Multitudes
The writhing, noisily precise post-hardcore of Brooklyn's Multitudes would have sounded right at home on SST in the mid-'80s, when bands like Black Flag and the Minutemen were mashing up punk and jazz and coming up with their own fiery response to mainstream fusion.
-- Time Out New York

Instrumental power trio Pat Foley on guitar (Flakes), Alex Lambert on drums (Blame Game), and Brian House on bass (The Shot Heard 'Round the World) imagine an alternate universe where Albert Alyer is a hardcore kid and Captain Beefheart plays afrobeat.
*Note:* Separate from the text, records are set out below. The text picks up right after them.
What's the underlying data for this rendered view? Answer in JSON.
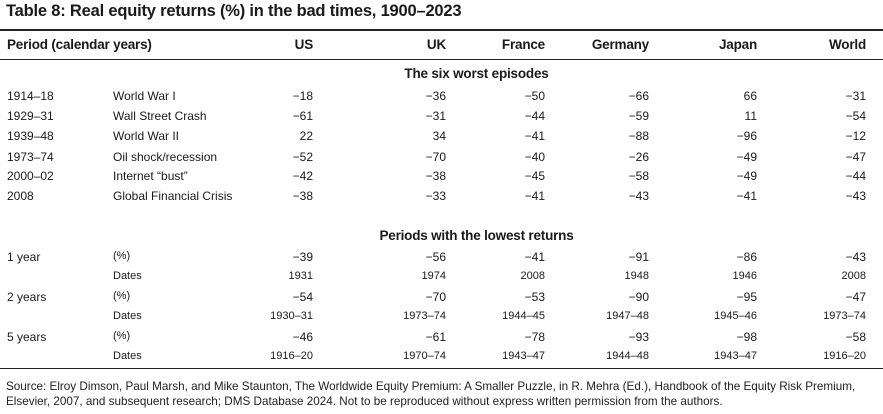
{
  "title": "Table 8: Real equity returns (%) in the bad times, 1900–2023",
  "columns": {
    "period": "Period (calendar years)",
    "countries": [
      "US",
      "UK",
      "France",
      "Germany",
      "Japan",
      "World"
    ]
  },
  "sections": {
    "worst_episodes": "The six worst episodes",
    "lowest_returns": "Periods with the lowest returns"
  },
  "episodes": [
    {
      "period": "1914–18",
      "event": "World War I",
      "values": [
        "−18",
        "−36",
        "−50",
        "−66",
        "66",
        "−31"
      ]
    },
    {
      "period": "1929–31",
      "event": "Wall Street Crash",
      "values": [
        "−61",
        "−31",
        "−44",
        "−59",
        "11",
        "−54"
      ]
    },
    {
      "period": "1939–48",
      "event": "World War II",
      "values": [
        "22",
        "34",
        "−41",
        "−88",
        "−96",
        "−12"
      ]
    },
    {
      "period": "1973–74",
      "event": "Oil shock/recession",
      "values": [
        "−52",
        "−70",
        "−40",
        "−26",
        "−49",
        "−47"
      ]
    },
    {
      "period": "2000–02",
      "event": "Internet “bust”",
      "values": [
        "−42",
        "−38",
        "−45",
        "−58",
        "−49",
        "−44"
      ]
    },
    {
      "period": "2008",
      "event": "Global Financial Crisis",
      "values": [
        "−38",
        "−33",
        "−41",
        "−43",
        "−41",
        "−43"
      ]
    }
  ],
  "lowest": [
    {
      "period": "1 year",
      "pct_label": "(%)",
      "values": [
        "−39",
        "−56",
        "−41",
        "−91",
        "−86",
        "−43"
      ],
      "dates_label": "Dates",
      "dates": [
        "1931",
        "1974",
        "2008",
        "1948",
        "1946",
        "2008"
      ]
    },
    {
      "period": "2 years",
      "pct_label": "(%)",
      "values": [
        "−54",
        "−70",
        "−53",
        "−90",
        "−95",
        "−47"
      ],
      "dates_label": "Dates",
      "dates": [
        "1930–31",
        "1973–74",
        "1944–45",
        "1947–48",
        "1945–46",
        "1973–74"
      ]
    },
    {
      "period": "5 years",
      "pct_label": "(%)",
      "values": [
        "−46",
        "−61",
        "−78",
        "−93",
        "−98",
        "−58"
      ],
      "dates_label": "Dates",
      "dates": [
        "1916–20",
        "1970–74",
        "1943–47",
        "1944–48",
        "1943–47",
        "1916–20"
      ]
    }
  ],
  "footer": "Source: Elroy Dimson, Paul Marsh, and Mike Staunton, The Worldwide Equity Premium: A Smaller Puzzle, in R. Mehra (Ed.), Handbook of the Equity Risk Premium, Elsevier, 2007, and subsequent research; DMS Database 2024. Not to be reproduced without express written permission from the authors."
}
Multitudes recently released a second CDR, an evolution of their improv-based excursions into a collection of alternately smart, blistering, and poignant songs entitled "How Things Fall."
-- N. Aisling

Multitudes began as the saturated grit of Atlanta and the stark light of Göteborg come together in the Brooklyn summer of 2007. Since conception, they have provided the beginning and end of a bad dream also known as 'right now.' They are a frightening, bottomless grab bag of unexpected free-jazz, prog and experimental. They are like that moment right before falling off the edge when, luckily, something catches us.
-- Basement Songs

ah that's nice stuff! Beefhearty riffs & Elvin Jonesy drums, mmmm tasty
-- jonas

I'm gonna start me a graveyard of my own
-- kb

yo that shit was off the hook skool session 101 to everyone out there. took us to school!! damn!